Painted in 1969, Row Ties is a vibrantly colored, delightful painting that exemplifies Thiebaud's extraordinary ability to transform everyday prosaic objects into altogether heraldic icons. In Row Ties a relic of a bygone era--the humble necktie--is imbued with provocative associations. Within the regimented abstraction of the work's three-part structure, Thiebaud's exquisite paint handling is celebrated. He marvels in color combinations that are so exuberant and splashy, a certain joy and reverie pervades the piece. Thiebaud provides each necktie with its own, idiosyncratic design, rendered in delicate, yet assured brushstrokes, some so thin they seem to defy possibility. His colors are a delight--tangerine, cerulean, lime green--and call to mind the work of Matisse and the Fauves, in their happy marriage of contrasting hues. Placed against a white background, which is key to his mature style, Thiebaud delights in the inherent flatness of the tie itself (a pictorial pun that echoes the flatness of the picture plane), so that the design reads as an abstract schematic reminiscent of Mondrian or Malevich. But Thiebaud insists on the tie's three-dimensionality; hanging from a horizontal rack, as in a shop-window, each tie casts its own blueish shadow and seems to pop forth from the confines of the painted structure. Thiebaud creates a delicate choreography then--a push and pull between figuration and abstraction--that elevates the humble necktie into something greater than just the sum of its parts.

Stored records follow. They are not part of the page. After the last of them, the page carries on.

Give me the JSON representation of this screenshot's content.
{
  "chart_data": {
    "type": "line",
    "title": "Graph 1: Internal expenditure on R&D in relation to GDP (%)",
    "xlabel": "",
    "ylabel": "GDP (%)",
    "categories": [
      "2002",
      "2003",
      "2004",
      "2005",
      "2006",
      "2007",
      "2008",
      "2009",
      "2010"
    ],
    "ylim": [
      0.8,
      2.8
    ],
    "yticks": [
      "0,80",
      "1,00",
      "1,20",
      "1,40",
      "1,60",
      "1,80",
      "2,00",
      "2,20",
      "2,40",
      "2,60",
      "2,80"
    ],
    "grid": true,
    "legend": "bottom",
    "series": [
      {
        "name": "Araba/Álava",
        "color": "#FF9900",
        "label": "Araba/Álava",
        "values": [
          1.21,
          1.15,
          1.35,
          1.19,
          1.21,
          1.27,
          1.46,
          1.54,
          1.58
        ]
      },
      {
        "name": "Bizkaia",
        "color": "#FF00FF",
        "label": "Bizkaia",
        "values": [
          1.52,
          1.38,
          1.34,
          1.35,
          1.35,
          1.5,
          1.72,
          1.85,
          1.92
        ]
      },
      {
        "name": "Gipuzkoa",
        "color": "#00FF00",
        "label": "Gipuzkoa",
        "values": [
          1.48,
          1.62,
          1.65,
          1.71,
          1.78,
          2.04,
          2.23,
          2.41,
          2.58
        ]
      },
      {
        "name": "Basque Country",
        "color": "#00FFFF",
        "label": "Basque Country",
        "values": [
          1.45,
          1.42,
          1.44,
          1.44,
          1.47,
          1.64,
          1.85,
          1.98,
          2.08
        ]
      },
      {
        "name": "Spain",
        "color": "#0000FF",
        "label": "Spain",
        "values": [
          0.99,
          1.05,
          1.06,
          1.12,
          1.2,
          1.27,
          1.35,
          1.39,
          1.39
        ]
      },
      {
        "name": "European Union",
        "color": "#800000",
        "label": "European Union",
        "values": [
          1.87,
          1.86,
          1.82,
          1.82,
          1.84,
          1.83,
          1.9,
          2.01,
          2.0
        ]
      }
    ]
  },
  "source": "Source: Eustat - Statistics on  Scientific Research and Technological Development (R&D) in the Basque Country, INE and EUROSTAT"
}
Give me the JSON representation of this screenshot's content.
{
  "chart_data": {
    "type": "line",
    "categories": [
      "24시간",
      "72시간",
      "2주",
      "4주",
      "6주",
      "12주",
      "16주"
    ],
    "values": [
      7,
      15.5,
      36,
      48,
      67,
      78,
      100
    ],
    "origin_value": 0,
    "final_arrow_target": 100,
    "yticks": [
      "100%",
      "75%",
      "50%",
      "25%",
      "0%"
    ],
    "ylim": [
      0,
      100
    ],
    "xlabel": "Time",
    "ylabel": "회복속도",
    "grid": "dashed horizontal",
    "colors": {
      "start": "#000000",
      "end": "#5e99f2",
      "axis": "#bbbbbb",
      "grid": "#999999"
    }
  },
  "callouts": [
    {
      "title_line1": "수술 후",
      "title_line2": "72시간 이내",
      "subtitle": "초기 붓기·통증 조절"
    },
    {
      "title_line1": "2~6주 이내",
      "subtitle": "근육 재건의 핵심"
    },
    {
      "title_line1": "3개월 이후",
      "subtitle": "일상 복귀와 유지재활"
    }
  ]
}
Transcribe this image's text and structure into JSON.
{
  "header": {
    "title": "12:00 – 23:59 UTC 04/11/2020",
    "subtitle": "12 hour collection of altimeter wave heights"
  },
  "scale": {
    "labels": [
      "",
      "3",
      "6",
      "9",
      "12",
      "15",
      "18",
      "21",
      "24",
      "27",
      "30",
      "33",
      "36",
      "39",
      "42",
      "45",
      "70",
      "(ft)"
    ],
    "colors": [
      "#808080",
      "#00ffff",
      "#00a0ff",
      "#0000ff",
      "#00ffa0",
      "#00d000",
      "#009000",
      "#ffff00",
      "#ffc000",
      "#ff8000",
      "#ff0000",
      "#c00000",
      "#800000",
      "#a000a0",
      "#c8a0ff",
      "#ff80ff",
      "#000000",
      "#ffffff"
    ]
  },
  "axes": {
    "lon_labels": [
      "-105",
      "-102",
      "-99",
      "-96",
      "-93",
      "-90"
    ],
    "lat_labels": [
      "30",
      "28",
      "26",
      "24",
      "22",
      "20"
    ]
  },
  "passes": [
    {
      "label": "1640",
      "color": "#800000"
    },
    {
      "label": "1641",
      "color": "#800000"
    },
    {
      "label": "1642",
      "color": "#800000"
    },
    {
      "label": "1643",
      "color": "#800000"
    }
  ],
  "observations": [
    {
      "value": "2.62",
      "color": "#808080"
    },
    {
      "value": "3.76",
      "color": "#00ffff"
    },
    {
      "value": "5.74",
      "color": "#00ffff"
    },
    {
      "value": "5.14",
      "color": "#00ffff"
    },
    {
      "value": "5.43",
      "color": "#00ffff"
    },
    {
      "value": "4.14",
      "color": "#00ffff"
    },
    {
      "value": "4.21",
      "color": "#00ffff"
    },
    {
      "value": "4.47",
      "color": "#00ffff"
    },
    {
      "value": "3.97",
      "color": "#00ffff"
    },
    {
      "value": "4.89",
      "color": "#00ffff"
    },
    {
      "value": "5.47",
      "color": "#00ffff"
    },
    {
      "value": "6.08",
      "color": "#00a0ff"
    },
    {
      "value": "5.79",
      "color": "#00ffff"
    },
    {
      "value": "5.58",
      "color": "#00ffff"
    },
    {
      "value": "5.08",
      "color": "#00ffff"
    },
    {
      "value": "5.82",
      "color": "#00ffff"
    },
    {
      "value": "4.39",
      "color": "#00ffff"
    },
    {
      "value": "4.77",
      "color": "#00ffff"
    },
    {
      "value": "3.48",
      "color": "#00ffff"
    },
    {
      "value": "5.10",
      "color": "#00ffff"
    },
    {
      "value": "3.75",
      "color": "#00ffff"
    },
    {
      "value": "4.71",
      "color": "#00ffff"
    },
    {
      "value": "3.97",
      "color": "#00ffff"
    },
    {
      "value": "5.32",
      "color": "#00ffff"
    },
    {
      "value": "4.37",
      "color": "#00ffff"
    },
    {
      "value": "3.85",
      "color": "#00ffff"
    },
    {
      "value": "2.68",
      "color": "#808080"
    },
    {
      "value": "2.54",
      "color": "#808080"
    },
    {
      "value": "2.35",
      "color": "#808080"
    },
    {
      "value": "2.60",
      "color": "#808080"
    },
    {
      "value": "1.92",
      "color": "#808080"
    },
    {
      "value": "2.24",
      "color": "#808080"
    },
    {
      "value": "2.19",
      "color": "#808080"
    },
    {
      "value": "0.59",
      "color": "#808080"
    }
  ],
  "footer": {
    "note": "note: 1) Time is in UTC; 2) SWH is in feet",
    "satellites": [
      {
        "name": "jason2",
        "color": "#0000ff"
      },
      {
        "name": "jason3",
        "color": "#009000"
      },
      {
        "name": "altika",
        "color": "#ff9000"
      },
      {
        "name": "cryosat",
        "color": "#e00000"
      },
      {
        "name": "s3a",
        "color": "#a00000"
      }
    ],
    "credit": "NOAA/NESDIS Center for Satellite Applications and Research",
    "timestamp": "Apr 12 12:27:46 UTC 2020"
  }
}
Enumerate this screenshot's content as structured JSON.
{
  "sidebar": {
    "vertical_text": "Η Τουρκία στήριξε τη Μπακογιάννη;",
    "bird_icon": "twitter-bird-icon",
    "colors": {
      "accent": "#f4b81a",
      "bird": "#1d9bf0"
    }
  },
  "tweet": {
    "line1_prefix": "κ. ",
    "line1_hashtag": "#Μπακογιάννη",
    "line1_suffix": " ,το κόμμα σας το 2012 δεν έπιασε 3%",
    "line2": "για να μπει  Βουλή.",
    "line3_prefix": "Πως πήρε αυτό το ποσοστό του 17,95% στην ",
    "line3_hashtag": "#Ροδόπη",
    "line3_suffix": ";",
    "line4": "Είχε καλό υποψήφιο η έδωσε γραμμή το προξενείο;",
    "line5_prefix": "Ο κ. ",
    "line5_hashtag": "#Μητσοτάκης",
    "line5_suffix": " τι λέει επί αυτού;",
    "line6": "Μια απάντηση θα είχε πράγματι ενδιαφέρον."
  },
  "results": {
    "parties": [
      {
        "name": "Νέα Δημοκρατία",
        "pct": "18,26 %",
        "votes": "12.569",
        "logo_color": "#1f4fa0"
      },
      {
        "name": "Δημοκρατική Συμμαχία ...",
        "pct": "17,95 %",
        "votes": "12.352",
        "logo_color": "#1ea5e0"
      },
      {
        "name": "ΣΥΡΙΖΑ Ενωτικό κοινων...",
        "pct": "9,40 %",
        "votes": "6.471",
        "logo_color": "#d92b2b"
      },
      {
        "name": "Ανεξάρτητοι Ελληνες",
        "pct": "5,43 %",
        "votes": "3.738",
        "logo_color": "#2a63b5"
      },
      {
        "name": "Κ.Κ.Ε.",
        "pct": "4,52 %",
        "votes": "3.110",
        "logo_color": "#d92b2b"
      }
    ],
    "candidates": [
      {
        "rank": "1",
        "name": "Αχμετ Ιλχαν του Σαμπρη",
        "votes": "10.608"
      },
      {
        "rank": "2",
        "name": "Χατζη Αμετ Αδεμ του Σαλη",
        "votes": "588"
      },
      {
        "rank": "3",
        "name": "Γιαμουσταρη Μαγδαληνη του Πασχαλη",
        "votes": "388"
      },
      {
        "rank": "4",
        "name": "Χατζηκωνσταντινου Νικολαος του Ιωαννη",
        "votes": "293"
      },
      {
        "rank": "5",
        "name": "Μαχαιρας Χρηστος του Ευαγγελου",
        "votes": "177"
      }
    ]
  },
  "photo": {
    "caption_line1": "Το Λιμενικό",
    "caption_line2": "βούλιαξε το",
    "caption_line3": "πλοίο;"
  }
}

By the time Row Ties was painted in 1969, Thiebaud had been working for nearly a decade in his unique style. His paintings of cakes, pies, gumball machines, lollipops and the like have become some of the most enduring images of that period, linked as they were to the overabundance of consumer goods in postwar America. Row Ties belongs to a series of other tie paintings that were specifically created in collaboration with his dealer and longtime friend, Allan Stone, in New York. Preparatory drawings from this period reveal the artist's intense fascination with the necktie, and in fact, ties were among Thiebaud's most important motifs. Row of Ties, from the same year, is owned by the Art Institute of Chicago, and Tie Rack, Tie Pile and Tie Tray remained in Allan Stone's collection until only recently.
Like his paintings of cakes or pies, in Row Ties, Thiebaud maintains the hyper-real gloss and sheen that derived in part from the trumped-up renderings of magazine and newspaper ads. For Thiebaud, who had worked designing logos for the Rexall Drug Company in the 1950s, this involved sihouetting the image against a white background and delineating its edge in bright, unexpected hues. In Row Ties, each tie is outlined in thin zips of alternating color: tangerine and lime on a black tie, blue to provide an outline for a brown tie.Thiebaud understood the significance that a simple article of clothing could convey when rendered "writ large" upon a simple white background, and there is hardly an object more synonymous with the ideal of postwar masculinity than the necktie. In an era that dictated that a suit and tie be worn to the office, Thiebaud presciently understood the high charged nature of the tie, and the concepts of desire, success and wealth all contained within. Contemporary ads toted the notion that "the clothes make the man," so that the personal selection of a tie conveyed not only the wearer's capability for success, but also his sex appeal and virility.
In the 1968 catalogue of Thiebaud's work at the Pasadena Art Museum, the Artforum critic and Pop Art champion John Coplans wrote, "The belief that specific traits of any man's personality are inevitably betrayed by his choice of items of adornment, is extended to the notion that pieces of clothing worn over a period of time become shaped to the wearer's body, and though orignally mass-produced, come to assume qualities of the wearers' identity" (J. Coplans, "Waybe Thiebaud: An Interview," Wayne Thiebaud, exh. cat., Pasadena Art Museum, 1968, p. 14). In this way, Thiebaud's ties become so utterly linked to their implied wearer that they take on relic-like significance. Like the cakes and pies and hot dogs that harken back to Thiebaud's childhood memories of picnics and family dinners, the Row Ties might recall dear old Dad, and the complex memories evoked therein.
In Row Ties, Thiebaud depicts not only a single tie, but an entire array that continues on ad infinitum past the painting's edge. Along the left and right-hand registers, Thiebaud shows only half of the neckitie, a subtle painterly ploy that indicates more ties just outside the frame. Like his rows of cakes and pies, these rows of ties not only point to the over-abundance of the postwar era, but also the endless possibility that pervaded the national psyche of America at that time. Thiebaud's Row Ties, then, hints at something greater: the American idea of personal redemption and reinvention. They invite the viewer to choose from a myriad selection, a new personality and new possibility available in every new tie. Cheap enough to discard if deemed unworthy, the necktie allowed for reinvention at your finger tips, and in your closet. Like a perfect slice of lemon meringue pie, a perfect necktie embodies a certain expendable personal pleasure; the tie needs to be consumed just as much as the cake longs to be eaten.